Banda Aceh – Menyambut hari ulang tahun (HUT) ke-77 Bhayangkara, Polda Aceh berharap moderasi beragama dapat dilakukan sebagai solusi dan kunci penting menciptakan kehidupan yang rukun, damai, serta keseimbangan, baik dalam kehidupan pribadi, keluarga, bermasyarakat, bernegara, maupun dalam beragama.
Oleh karena itu, pada momen Hari Bhayangkara, Polda Aceh melalui Biro SDM akan me-revitalisasi situs budaya dan agama agar tidak mengalami degradasi/penurunan kualitas, potensi, fisik, dan nilai keindahan oleh berbagai penyebab kerusakan.
Karo SDM Polda Aceh Kombes Fajar Budiyanto mengatakan, situs budaya dan agama yang menjadi target revitalisasi pada momen Hari Bhayangkara tahun 2023 adalah Makam Syiah Kuala dan Masjid Baiturrahim Ule Lheue.
Kata Fajar, bentuk kegiatan revitalisasi tersebut adalah dengan membersihkan dan melakukan pembenahan situs budaya/agama dan tidak merubah bentuk dasar situs—hanya pembenahan lokasi, tanaman, serta taman, termasuk pemasangan tenda taman.
Selain itu, sambungnya, Biro SDM juga akan merenovasi situs budaya/agama—perbaikan pos keamanan, perbaikan atap bangunan, penambahan lampu penerangan, dan rambu-rambu situs agar memudahkan masyarakat saat mengunjunginya.
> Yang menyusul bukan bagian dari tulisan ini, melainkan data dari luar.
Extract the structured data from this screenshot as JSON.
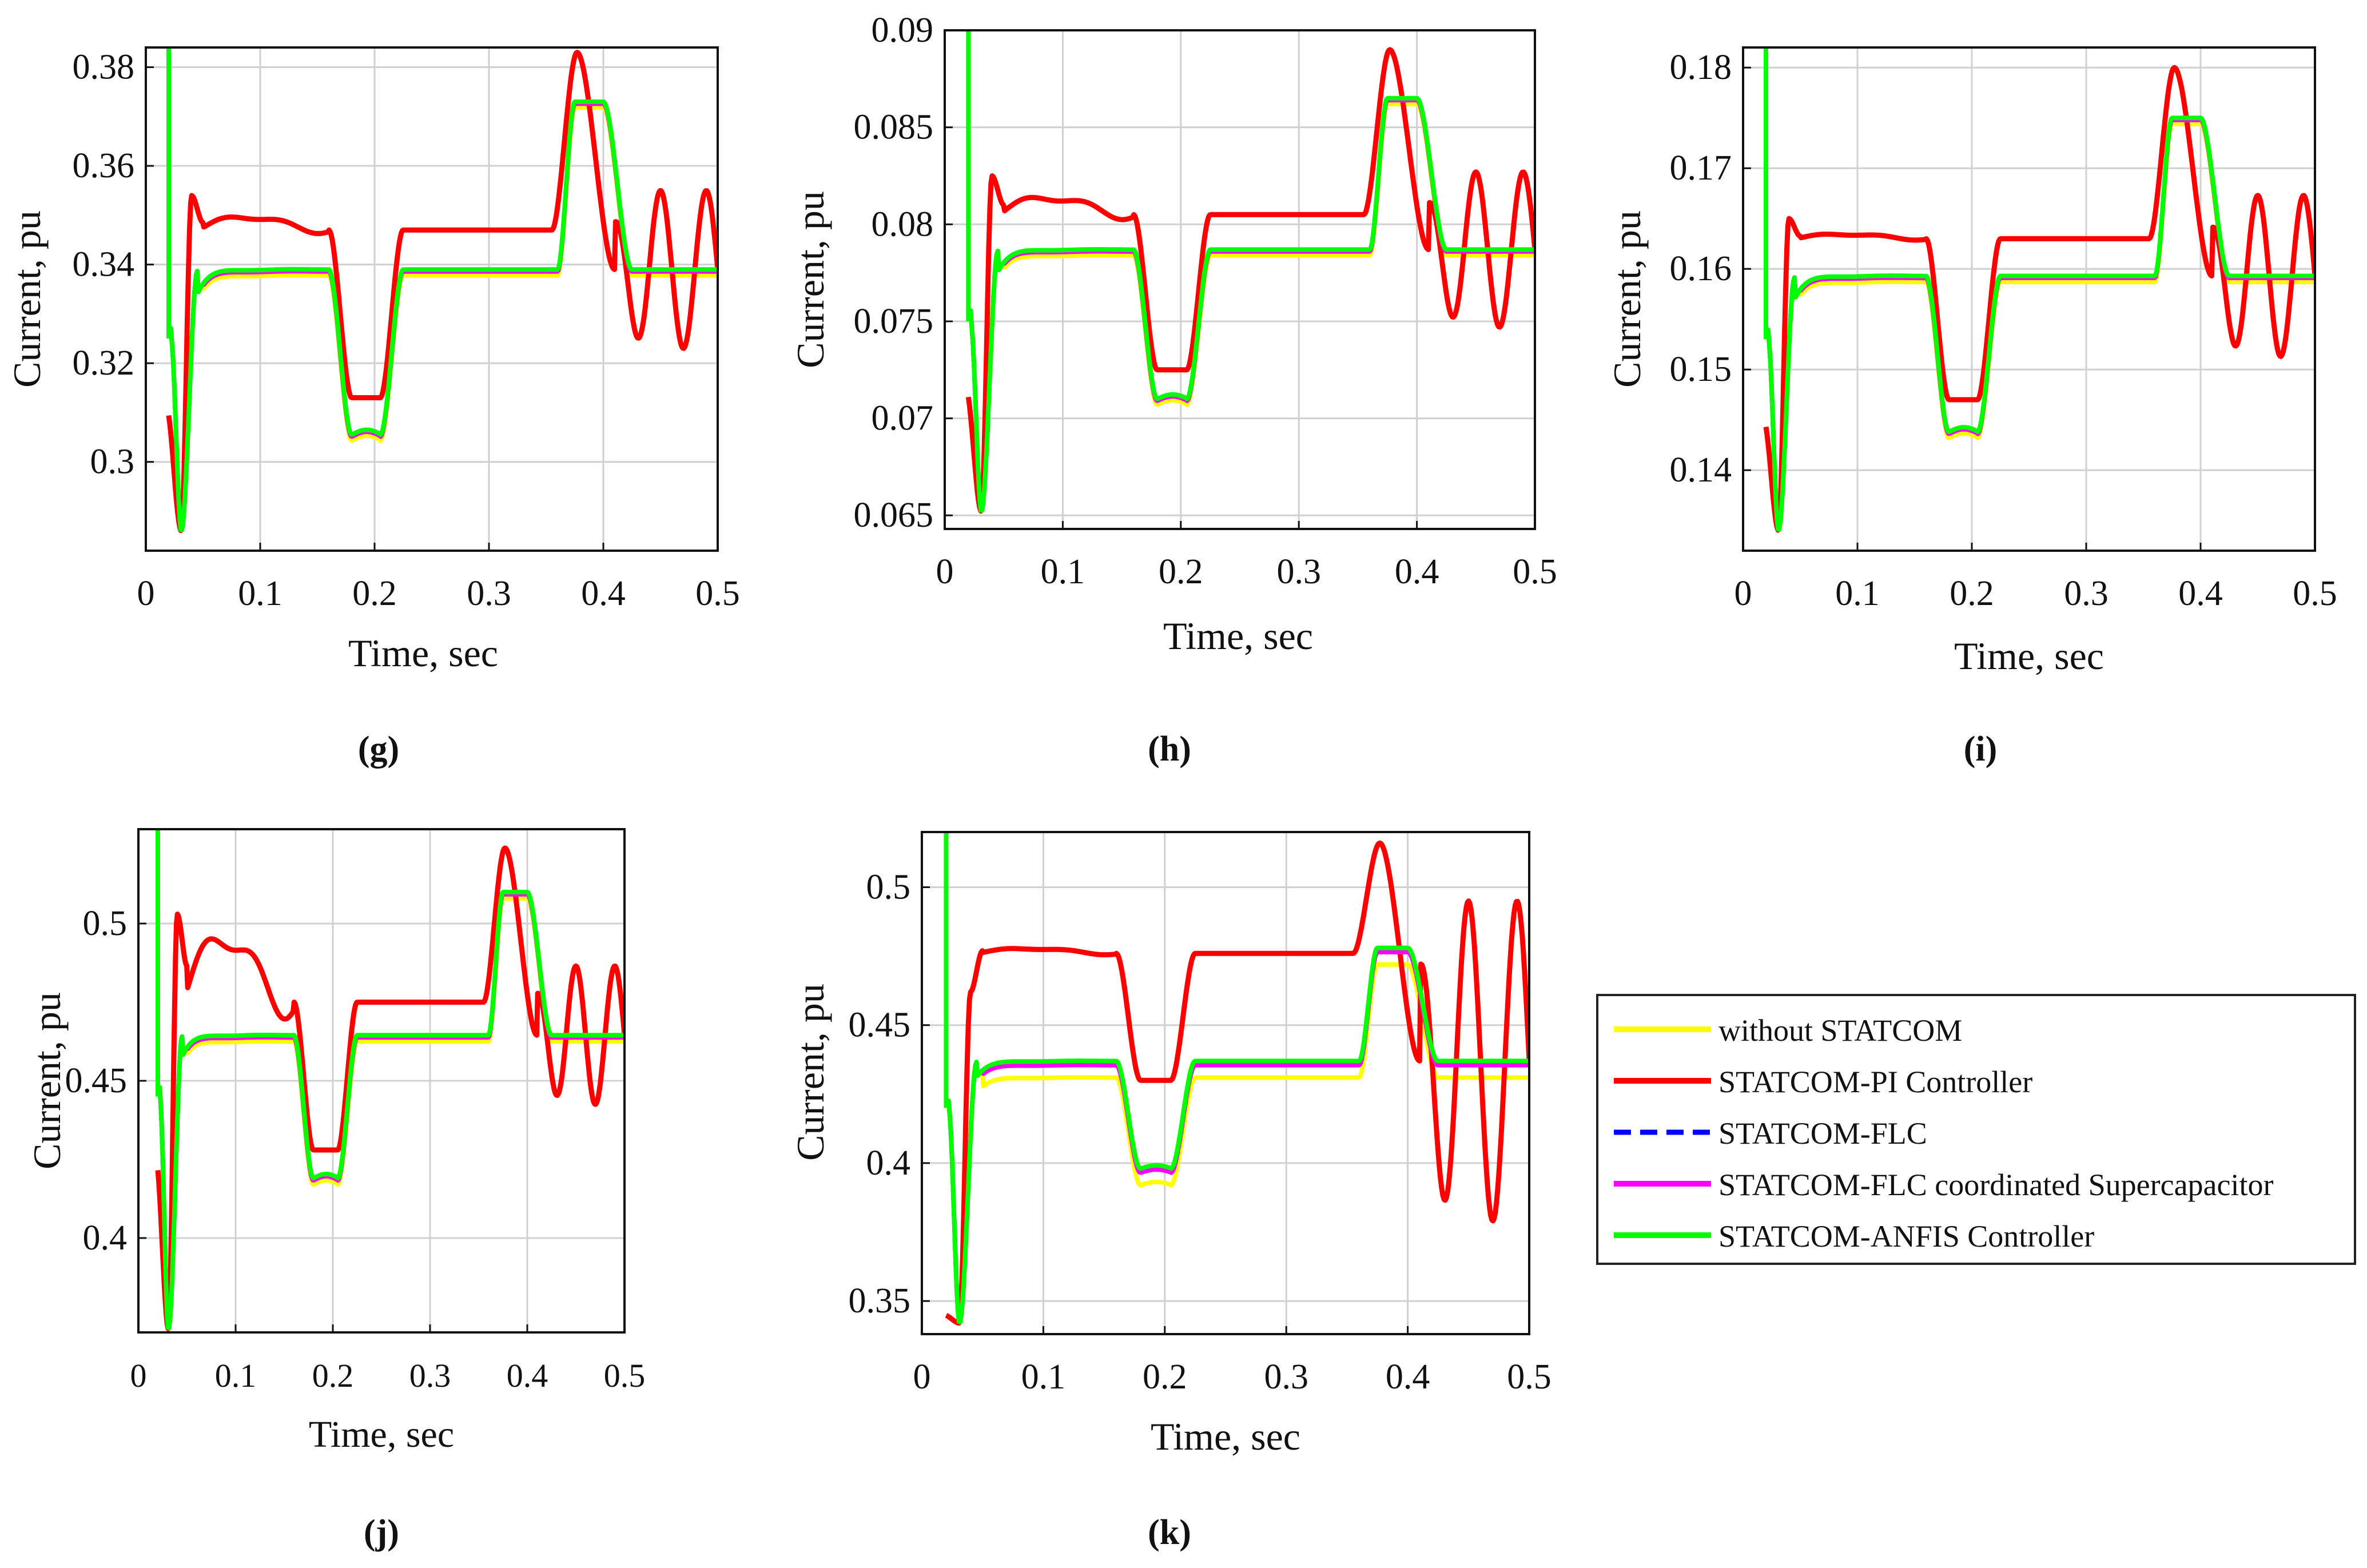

Selain itu juga merenovasi lapak pedagang kaki lima dan pengecetan pagar.
“Revitalisasi ini untuk
mendukung iklim usaha mikro kecil dan menengah (UMKM) yang sehat agar dapat meningkatkan pariwisata di situs budaya/agama. Selain itu juga bertujuan merawat kebhinnekaan dalam bingkai persatuan dan kesatuan bangsa,” kata Fajar Budiyanto, dalam keterangannya di Polda Aceh, Senin, 19 Juni 2023.
“Pada Hari Bhayangkara tahun 2023 Biro SDM Polda Aceh melakukan renovasi terhadap Makam Syiah Kuala dan Masjid Baiturrahim dengan cara melakukan revitalisasi sehingga akan membentuk keindahan dan kenyamanan, serta dapat meningkatkan perekonomian rakyat,” tambah Fajar.
Untuk diketahui, Makam Syiah Kuala merupakan makam dari seorang ulama kharismatik di Aceh dan cukup ahli dalam bidang hukum. Yang bersangkutan juga pernah menjadi mufti agung pada kerajaan Aceh Darussalam.
Makam yang terletak di Gampong Deah Raya, Kecamatan Syiah Kuala, Kota Banda Aceh tersebut banyak didatangi oleh peziarah baik lokal maupun mancanegara.
Untuk sampai ke makam itu membutuhkan waktu sekitar 15 menit dengan menempuh jarak kurang lebih 8 kilometer dari pusat Kota Banda Aceh. Pengunjung yang datang sangatlah ramai, Pada hari biasa, penziarah capai 200 orang yang berkunjung ke Makam Syiah Kuala.
Selanjutnya, Masjid Baiturrahim merupakan peninggalan Kesultanan Aceh. Masjid ini didirikan sekitar abad ke-17 dengan sebutan Masjid Jami’ Ulee Lheue (dibaca “olele” dalam dialek Belanda). Saat Masjid Baiturrahman dibakar oleh pasukan Belanda pada tahun 1873, warga Banda Aceh berbondong-bondong melaksanakan saalat Jumat di masjid ini. Diperkirakan mulai saat itulah “baiturrahim” menjadi nama masjid ini.
Pada tanggal 26 Desember 2004, gelombang raksasa setinggi 21 meter menghantam pesisir utara Banda Aceh. Kawasan Ulee Lheue yang berada persis di tepi laut menjadi salah satu wilayah yang paling parah terkena dampak. Nyaris semua bangunan di wilayah ini rata dengan tanah atau hanyut terhempas gelombang ke arah pusat Kota Banda Aceh—beserta ribuan jiwa yang menjadi korban.
Ketika bencana tsunami itu terjadi, masjid ini tetap kokoh berdiri di tengah hamparan puing bangunan sekitarnya yang telah hancur. Hanya sebagian kecil bangunan yang mengalami kerusakan akibat bencana alam tersebut.